Inside the EU, many managers of non-EU AIFs utilise National Private Placement Regimes (NPPR) to distribute their products, and will have appointed depositary providers pursuant to the rules. Based on INDOS’ experience, few UK firms rely entirely on reverse solicitation, a somewhat ambiguous term interpreted differently across EU national regulators, which excuses managers from certain areas of AIFMD compliance provided they can demonstrate that an EU investor initiated first contact and not the other way around.

However, INDOS notes that reliance on reverse solicitation is more prevalent among US and other non-EU asset managers, a strategy some European lawyers believe exposes them to regulatory risk given the differences of opinion about what constitutes marketing across member states. Non-EU managers have been warned by lawyers, for example, that innocuous activities like distributing business cards to EU investors could fall foul of AIFMD’s marketing rules. While no penalties have, to our knowledge, been levied by regulators on managers to date for marketing violations, many believe it is only a matter of time. There is also the risk that investors can claim a right of rescission if a manager that had breached AIFMD’s marketing rules were to subsequently lose money.

The new prescriptive definition of pre-marketing, however, is likely to constrain non-EU managers’ from using reverse solicitation going forward. Some of the activities proscribed by the EC (i.e. sharing draft prospectuses) under its pre-marketing rules have reportedly been common practice at non-EU managers using reverse solicitation. The proposed changes may result in more managers transitioning towards NPPR registration and subjecting themselves and their funds to the relevant AIFMD rules.

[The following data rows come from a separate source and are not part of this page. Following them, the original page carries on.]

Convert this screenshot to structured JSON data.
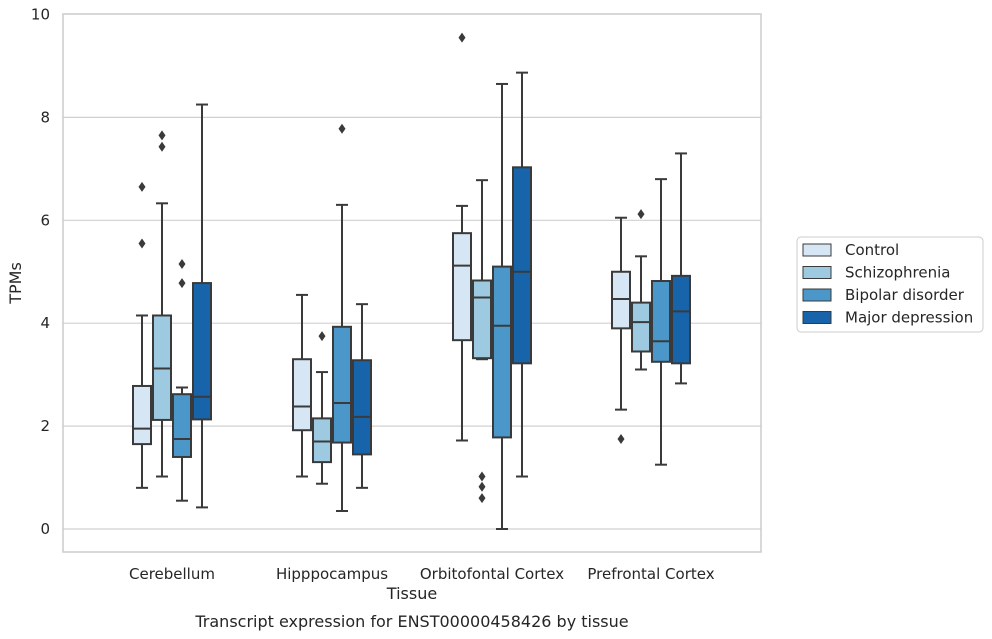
{
  "caption": "Transcript expression for ENST00000458426 by tissue",
  "chart_data": {
    "type": "box",
    "xlabel": "Tissue",
    "ylabel": "TPMs",
    "ylim": [
      -0.45,
      10
    ],
    "yticks": [
      0,
      2,
      4,
      6,
      8,
      10
    ],
    "grid": true,
    "legend_position": "right",
    "categories": [
      "Cerebellum",
      "Hipppocampus",
      "Orbitofontal Cortex",
      "Prefrontal Cortex"
    ],
    "series": [
      {
        "name": "Control",
        "color": "#d6e6f4",
        "boxes": [
          {
            "whislo": 0.8,
            "q1": 1.65,
            "median": 1.95,
            "q3": 2.78,
            "whishi": 4.15,
            "fliers": [
              5.55,
              6.65
            ]
          },
          {
            "whislo": 1.02,
            "q1": 1.92,
            "median": 2.38,
            "q3": 3.3,
            "whishi": 4.55,
            "fliers": []
          },
          {
            "whislo": 1.72,
            "q1": 3.67,
            "median": 5.12,
            "q3": 5.75,
            "whishi": 6.28,
            "fliers": [
              9.55
            ]
          },
          {
            "whislo": 2.32,
            "q1": 3.9,
            "median": 4.47,
            "q3": 5.0,
            "whishi": 6.05,
            "fliers": [
              1.75
            ]
          }
        ]
      },
      {
        "name": "Schizophrenia",
        "color": "#9ecae1",
        "boxes": [
          {
            "whislo": 1.02,
            "q1": 2.12,
            "median": 3.12,
            "q3": 4.15,
            "whishi": 6.33,
            "fliers": [
              7.43,
              7.65
            ]
          },
          {
            "whislo": 0.88,
            "q1": 1.3,
            "median": 1.7,
            "q3": 2.15,
            "whishi": 3.05,
            "fliers": [
              3.75
            ]
          },
          {
            "whislo": 3.3,
            "q1": 3.32,
            "median": 4.5,
            "q3": 4.83,
            "whishi": 6.78,
            "fliers": [
              0.6,
              0.82,
              1.02
            ]
          },
          {
            "whislo": 3.1,
            "q1": 3.45,
            "median": 4.02,
            "q3": 4.4,
            "whishi": 5.3,
            "fliers": [
              6.12
            ]
          }
        ]
      },
      {
        "name": "Bipolar disorder",
        "color": "#4b97c9",
        "boxes": [
          {
            "whislo": 0.55,
            "q1": 1.4,
            "median": 1.75,
            "q3": 2.62,
            "whishi": 2.75,
            "fliers": [
              4.78,
              5.15
            ]
          },
          {
            "whislo": 0.35,
            "q1": 1.68,
            "median": 2.45,
            "q3": 3.93,
            "whishi": 6.3,
            "fliers": [
              7.78
            ]
          },
          {
            "whislo": 0.0,
            "q1": 1.78,
            "median": 3.95,
            "q3": 5.1,
            "whishi": 8.65,
            "fliers": []
          },
          {
            "whislo": 1.25,
            "q1": 3.25,
            "median": 3.65,
            "q3": 4.82,
            "whishi": 6.8,
            "fliers": []
          }
        ]
      },
      {
        "name": "Major depression",
        "color": "#1764ab",
        "boxes": [
          {
            "whislo": 0.42,
            "q1": 2.13,
            "median": 2.57,
            "q3": 4.78,
            "whishi": 8.25,
            "fliers": []
          },
          {
            "whislo": 0.8,
            "q1": 1.45,
            "median": 2.18,
            "q3": 3.28,
            "whishi": 4.37,
            "fliers": []
          },
          {
            "whislo": 1.02,
            "q1": 3.22,
            "median": 5.0,
            "q3": 7.03,
            "whishi": 8.87,
            "fliers": []
          },
          {
            "whislo": 2.83,
            "q1": 3.22,
            "median": 4.23,
            "q3": 4.92,
            "whishi": 7.3,
            "fliers": []
          }
        ]
      }
    ]
  }
}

The shift away from reverse solicitation would require non-EU managers to make some relatively modest changes to their operating models and procedures, including the appointment of depositaries (if marketing in certain EU countries, such as Germany and Denmark), provide additional investor disclosures, as well as file Annex IV regulatory reports in the EU jurisdictions where they are distributing products. AIFMD is bedded down, and most managers have found the costs and operational impact to be acceptable, mainly because the entire process is now tried and tested.

INDOS’ non-EU manager clients, which registered through NPPR and became subject to AIFMD, have since been rewarded with capital inflows from European allocators. With reverse solicitation likely to be trimmed, more firms targeting EU investors will transition towards AIFMD compliance, a policy which could reap benefits.